Earlier this week, Clive Hamilton, Professor of Public Ethics at the Centre for Applied Philosophy and Public Ethics, threatened to boycott Australian e-journal On Line Opinion because it publishes article by so-called ‘climate change denialists’. Today, the journal’s Chief Editor, Graham Young, responds:
“The idea that truth is relative has taken over some areas of the humanities through postmodernism, theory and forms of Marxist analysis. That’s the school that Clive Hamilton’s argument on global warming comes from… We instinctively know that things do have objective reality and are not power constructs. That it doesn’t matter how many people say it is true if it isn’t.”

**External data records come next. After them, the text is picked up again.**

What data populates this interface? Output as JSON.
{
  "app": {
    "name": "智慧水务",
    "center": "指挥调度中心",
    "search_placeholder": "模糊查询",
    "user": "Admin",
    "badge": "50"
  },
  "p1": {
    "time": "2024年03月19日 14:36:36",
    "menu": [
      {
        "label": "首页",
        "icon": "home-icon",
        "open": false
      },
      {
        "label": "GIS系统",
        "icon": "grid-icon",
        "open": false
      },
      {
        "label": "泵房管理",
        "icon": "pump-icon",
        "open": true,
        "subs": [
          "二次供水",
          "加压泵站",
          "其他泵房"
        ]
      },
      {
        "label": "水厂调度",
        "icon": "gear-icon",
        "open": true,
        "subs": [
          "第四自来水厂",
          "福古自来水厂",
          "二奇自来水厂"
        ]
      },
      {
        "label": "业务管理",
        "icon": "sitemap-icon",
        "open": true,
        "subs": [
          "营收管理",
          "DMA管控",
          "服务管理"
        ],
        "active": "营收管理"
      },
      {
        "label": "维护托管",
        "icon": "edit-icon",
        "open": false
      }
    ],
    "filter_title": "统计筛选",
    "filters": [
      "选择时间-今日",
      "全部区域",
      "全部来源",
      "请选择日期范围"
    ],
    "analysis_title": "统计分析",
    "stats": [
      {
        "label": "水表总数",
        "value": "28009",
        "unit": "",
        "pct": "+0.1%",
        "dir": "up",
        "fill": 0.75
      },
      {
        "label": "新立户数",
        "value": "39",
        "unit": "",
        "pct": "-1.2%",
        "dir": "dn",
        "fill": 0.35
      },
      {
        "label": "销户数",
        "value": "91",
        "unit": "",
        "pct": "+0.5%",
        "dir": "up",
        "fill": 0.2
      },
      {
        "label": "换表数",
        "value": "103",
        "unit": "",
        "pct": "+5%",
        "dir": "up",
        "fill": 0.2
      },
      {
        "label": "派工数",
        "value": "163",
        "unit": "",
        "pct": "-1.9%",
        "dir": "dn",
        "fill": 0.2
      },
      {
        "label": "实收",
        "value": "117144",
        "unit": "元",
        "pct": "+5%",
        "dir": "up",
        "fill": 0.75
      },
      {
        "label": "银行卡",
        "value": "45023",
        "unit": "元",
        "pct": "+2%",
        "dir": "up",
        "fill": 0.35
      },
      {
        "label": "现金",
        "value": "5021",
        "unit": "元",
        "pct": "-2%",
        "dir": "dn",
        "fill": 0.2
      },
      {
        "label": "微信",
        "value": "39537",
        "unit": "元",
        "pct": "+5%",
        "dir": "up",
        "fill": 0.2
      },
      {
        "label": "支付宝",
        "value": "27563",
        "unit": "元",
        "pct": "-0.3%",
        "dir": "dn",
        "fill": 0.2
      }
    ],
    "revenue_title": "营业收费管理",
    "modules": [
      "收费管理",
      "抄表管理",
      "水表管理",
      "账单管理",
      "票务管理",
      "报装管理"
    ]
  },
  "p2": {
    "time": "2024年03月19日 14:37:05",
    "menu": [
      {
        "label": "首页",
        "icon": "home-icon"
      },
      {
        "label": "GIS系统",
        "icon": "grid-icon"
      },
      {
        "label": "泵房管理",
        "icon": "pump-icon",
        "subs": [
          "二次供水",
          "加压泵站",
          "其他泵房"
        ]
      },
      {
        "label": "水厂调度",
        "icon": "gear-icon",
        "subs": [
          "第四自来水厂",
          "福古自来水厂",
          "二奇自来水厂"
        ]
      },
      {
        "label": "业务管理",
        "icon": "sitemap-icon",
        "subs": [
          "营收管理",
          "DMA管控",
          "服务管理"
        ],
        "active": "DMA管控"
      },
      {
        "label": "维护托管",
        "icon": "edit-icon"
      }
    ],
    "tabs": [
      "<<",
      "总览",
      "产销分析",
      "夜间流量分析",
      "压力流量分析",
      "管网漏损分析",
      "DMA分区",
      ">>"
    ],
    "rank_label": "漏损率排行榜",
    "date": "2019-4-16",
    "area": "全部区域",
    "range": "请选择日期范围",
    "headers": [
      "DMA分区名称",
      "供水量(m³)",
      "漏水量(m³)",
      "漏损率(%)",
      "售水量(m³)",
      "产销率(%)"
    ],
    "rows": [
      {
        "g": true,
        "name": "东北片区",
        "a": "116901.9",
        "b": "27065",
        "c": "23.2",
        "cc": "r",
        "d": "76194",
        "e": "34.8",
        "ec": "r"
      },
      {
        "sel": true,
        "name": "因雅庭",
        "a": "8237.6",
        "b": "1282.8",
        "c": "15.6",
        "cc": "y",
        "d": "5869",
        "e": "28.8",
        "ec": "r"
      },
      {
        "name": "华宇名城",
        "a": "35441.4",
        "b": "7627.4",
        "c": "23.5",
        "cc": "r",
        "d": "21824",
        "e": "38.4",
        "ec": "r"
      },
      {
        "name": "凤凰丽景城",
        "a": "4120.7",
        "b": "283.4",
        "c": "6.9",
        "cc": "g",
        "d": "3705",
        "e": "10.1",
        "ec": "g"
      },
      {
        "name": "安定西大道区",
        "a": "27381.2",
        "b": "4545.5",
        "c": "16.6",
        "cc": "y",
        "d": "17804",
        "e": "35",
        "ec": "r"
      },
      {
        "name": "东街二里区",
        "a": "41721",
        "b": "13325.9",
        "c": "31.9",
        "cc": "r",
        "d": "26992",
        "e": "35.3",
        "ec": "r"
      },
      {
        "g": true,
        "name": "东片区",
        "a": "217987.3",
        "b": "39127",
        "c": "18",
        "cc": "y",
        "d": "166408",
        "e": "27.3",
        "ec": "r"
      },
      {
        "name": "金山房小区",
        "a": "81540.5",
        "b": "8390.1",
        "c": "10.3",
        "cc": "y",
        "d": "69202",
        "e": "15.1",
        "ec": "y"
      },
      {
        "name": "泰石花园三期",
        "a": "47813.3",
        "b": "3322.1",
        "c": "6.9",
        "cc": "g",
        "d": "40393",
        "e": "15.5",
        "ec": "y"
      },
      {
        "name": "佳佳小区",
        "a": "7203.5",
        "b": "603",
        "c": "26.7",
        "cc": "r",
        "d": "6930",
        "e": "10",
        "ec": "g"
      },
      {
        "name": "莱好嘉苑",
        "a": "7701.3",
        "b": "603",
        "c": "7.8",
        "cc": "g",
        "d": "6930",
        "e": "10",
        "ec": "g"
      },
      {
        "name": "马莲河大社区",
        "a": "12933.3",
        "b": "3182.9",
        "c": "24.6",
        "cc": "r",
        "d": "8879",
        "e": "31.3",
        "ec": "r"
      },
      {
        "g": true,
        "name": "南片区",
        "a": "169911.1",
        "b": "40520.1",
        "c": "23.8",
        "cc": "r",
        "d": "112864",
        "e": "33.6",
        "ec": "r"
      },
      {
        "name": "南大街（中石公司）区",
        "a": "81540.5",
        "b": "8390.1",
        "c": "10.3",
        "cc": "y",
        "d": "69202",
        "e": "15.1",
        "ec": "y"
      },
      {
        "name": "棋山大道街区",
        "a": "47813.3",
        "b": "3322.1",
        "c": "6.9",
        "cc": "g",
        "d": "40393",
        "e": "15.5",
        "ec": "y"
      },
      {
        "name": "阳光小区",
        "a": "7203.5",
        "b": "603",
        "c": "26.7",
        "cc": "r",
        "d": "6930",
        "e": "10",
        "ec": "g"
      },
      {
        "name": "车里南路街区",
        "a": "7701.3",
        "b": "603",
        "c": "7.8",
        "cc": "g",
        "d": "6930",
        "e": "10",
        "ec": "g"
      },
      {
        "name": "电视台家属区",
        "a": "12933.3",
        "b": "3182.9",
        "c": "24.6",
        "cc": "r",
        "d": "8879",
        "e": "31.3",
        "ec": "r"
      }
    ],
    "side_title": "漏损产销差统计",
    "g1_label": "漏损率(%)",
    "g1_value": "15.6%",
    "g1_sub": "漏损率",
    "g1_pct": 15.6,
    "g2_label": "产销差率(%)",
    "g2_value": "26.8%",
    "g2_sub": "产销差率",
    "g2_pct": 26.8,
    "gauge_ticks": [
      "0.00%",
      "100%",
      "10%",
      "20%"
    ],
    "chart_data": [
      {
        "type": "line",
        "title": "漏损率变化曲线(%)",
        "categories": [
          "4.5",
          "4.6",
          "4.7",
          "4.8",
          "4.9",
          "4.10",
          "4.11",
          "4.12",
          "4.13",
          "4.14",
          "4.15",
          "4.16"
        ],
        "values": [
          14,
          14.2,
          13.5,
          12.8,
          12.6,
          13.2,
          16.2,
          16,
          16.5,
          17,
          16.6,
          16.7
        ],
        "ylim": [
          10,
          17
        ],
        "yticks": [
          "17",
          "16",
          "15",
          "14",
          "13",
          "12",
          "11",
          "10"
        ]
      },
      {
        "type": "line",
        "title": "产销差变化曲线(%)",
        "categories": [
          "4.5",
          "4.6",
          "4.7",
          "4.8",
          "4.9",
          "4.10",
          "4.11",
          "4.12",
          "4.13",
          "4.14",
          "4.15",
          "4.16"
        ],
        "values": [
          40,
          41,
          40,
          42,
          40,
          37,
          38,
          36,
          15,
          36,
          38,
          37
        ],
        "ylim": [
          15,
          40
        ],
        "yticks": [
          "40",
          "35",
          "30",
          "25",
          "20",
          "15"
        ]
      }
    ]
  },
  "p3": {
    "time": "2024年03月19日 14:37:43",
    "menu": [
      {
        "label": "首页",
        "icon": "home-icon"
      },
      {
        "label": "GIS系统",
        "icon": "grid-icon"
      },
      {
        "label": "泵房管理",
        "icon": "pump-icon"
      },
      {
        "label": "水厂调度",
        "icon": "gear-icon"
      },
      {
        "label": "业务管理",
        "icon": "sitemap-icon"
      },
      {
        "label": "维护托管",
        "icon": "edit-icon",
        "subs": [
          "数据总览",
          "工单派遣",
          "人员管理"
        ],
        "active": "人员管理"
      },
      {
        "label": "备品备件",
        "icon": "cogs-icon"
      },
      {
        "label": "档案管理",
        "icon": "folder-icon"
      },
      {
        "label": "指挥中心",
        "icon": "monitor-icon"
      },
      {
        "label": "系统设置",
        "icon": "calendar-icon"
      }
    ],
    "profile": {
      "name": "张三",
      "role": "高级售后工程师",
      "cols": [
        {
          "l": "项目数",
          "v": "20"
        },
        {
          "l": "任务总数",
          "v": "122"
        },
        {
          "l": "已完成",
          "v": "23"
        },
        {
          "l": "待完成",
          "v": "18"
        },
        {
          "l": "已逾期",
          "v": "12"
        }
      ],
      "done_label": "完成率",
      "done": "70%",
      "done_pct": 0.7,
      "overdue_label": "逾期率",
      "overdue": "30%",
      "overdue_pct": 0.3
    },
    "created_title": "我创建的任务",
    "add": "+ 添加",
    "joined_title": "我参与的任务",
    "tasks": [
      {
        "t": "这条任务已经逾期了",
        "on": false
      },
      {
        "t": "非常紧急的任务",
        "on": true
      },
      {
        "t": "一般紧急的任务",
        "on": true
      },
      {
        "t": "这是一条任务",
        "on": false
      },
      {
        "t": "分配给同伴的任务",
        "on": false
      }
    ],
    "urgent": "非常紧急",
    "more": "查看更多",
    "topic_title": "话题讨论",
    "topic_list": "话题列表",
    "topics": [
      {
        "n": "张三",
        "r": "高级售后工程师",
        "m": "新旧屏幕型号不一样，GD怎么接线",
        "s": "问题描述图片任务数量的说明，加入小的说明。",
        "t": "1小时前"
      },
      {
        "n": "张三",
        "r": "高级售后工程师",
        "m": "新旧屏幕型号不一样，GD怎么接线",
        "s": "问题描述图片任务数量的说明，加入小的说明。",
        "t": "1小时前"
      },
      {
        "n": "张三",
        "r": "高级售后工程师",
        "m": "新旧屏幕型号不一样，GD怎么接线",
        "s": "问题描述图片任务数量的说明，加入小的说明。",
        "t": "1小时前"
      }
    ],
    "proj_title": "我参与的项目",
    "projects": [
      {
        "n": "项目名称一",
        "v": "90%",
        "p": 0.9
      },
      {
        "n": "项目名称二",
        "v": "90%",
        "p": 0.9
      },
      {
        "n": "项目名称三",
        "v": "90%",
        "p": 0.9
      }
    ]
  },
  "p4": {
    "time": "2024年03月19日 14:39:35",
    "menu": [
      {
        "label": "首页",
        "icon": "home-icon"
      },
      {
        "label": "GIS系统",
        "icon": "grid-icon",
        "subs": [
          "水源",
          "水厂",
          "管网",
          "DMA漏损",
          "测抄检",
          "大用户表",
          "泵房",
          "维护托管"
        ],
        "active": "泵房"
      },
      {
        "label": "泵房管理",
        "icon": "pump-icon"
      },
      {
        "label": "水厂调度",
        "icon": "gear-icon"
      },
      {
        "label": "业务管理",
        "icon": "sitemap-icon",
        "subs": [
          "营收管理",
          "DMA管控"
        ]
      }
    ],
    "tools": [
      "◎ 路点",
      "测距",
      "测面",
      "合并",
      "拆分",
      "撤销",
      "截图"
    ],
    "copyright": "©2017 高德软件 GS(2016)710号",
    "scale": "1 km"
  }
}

In today’s article Graham Young emphasises the importance of trying to understand the facts-of-the matter rather than as Clive Hamilton does, deferring to authority.
While Clive Hamilton has decided that “there was no way I could pretend to have a comprehensive grasp of climate science … [so] I had to decide not what to believe but whom to believe.”
Graham responds, “How do you decide who to believe if you have abdicated your right to analyse the arguments?”
Again on the subject of the truth Graham writes: “We believe that there is such a thing as the truth, and that it is out there, even if none of us will ever perceive it more than dimly.”
According to Graham one way of discovering the truth is to “welcome lobbyists as well as academics, politicians, activists and citizens. We want to put citizens in touch with decision makers and those with influence, and we don’t differentiate between them because they might have a particular point of view, or draw their paycheck from a particular source.
“Our fundamental tenet is that while there is such a thing as the truth it demands constant mining and refining for it to be discerned, and that it is not our place to tell others what to think. Consenting adults can come to this site [On Line Opinion] and see opposing arguments laid out before them and make-up their own minds. Clive is under-estimating the ability of our average reader.
“An ethical approach to argument avoids ad hominem attacks and concentrates on facts and arguments. It treats its opponent’s arguments with respect, and doesn’t misrepresent them, and it researches its own arguments thoroughly and presents them honestly.”